O-GlcNAcylation promotes YTHDF1 cytosolic localization and colorectal cancer tumorigenesis

Abstract

O-linked N-acetylglucosamine (O-GlcNAc) is an emerging post-translation modification that couples metabolism with cellular signal transduction by crosstalking with phosphorylation and ubiquitination to orchestrate various biological processes. Herein we show that it modifies the N⁶-methyladenosine (m⁶A)-mRNA reader YTHDF1 and fine-tunes its nuclear translocation by the exportin protein Crm1. First we present evidence that YTHDF1 interacts with the sole O-GlcNAc transferase (OGT).

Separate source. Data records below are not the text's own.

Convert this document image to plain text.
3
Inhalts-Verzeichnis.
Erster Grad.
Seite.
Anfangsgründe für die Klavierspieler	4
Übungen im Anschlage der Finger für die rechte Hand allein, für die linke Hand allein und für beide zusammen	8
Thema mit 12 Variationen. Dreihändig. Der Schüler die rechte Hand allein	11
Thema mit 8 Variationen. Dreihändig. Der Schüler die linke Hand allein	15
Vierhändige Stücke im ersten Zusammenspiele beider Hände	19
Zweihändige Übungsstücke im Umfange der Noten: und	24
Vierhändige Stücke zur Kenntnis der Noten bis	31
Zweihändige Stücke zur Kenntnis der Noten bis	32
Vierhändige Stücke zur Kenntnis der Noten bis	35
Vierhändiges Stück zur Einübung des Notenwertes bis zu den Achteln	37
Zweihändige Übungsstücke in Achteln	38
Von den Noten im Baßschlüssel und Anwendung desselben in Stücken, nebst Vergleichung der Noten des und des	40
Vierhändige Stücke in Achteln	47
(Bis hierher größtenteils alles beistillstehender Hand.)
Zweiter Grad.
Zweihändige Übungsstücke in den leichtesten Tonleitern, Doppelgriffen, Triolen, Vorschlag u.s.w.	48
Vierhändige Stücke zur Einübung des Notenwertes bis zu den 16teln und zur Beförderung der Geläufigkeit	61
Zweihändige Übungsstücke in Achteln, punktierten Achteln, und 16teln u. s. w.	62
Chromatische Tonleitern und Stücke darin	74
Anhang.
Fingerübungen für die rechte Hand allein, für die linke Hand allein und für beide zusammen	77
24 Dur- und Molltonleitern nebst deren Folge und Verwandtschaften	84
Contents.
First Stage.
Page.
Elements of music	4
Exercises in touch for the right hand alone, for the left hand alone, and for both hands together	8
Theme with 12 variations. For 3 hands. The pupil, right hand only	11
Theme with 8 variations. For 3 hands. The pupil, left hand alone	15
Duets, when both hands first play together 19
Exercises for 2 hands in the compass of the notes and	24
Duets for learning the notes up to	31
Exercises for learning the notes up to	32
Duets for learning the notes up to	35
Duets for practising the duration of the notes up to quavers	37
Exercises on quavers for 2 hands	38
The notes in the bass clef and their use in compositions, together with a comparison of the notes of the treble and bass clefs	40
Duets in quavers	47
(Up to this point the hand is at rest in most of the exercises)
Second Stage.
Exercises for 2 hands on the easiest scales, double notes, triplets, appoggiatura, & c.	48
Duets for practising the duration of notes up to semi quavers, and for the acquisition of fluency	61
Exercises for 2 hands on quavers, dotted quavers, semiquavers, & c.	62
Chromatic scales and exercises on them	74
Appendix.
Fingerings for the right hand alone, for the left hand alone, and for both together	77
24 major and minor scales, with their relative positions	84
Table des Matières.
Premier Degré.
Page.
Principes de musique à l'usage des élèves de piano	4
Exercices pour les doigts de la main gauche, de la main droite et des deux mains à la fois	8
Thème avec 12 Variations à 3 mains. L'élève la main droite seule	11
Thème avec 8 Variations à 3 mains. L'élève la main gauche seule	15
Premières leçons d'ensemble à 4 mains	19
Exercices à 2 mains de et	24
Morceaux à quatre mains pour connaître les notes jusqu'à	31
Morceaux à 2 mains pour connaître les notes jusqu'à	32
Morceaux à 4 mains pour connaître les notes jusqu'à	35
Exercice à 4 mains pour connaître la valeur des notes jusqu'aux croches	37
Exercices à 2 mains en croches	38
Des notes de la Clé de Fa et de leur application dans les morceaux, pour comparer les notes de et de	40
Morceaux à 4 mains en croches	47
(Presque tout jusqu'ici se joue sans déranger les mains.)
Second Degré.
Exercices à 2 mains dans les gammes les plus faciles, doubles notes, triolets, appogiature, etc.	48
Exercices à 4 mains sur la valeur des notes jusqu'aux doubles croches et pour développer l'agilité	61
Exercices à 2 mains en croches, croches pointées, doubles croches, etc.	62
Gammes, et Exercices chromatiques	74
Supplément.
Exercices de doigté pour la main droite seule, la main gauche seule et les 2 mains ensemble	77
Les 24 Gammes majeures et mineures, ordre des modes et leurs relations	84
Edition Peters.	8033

Second, we verified the YTHDF1 O-GlcNAcylation sites to be Ser196/Ser197/Ser198, as described in previous numerous chemoproteomic studies. Then we constructed the O-GlcNAc-deficient YTHDF1-S196AS197FS198A (AFA) mutants, which significantly attentuated O-GlcNAc signals. Moreover, we revealed that YTHDF1 is a nucleocytoplasmic protein, whose nuclear export is mediated by Crm1. Furthermore, O-GlcNAcylation increases the cytosolic portion of YTHDF1 by enhancing binding with Crm1, thus upregulating the downstream target (e.g. c-Myc) expression. Molecular dynamics simulations suggest that O-GlcNAcylation at S197 might promote the binding between the nuclear export signal motif and Crm1 through increasing hydrogen bonding. Mouse xenograft assays further demonstrate that YTHDF1-AFA mutants decreased the colon cancer mass and size via decreasing c-Myc expression. In sum, we found that YTHDF1 is a nucleocytoplasmic protein, whose cytosolic localization is dependent on O-GlcNAc modification. We propose that the OGT-YTHDF1-c-Myc axis might underlie colorectal cancer tumorigenesis.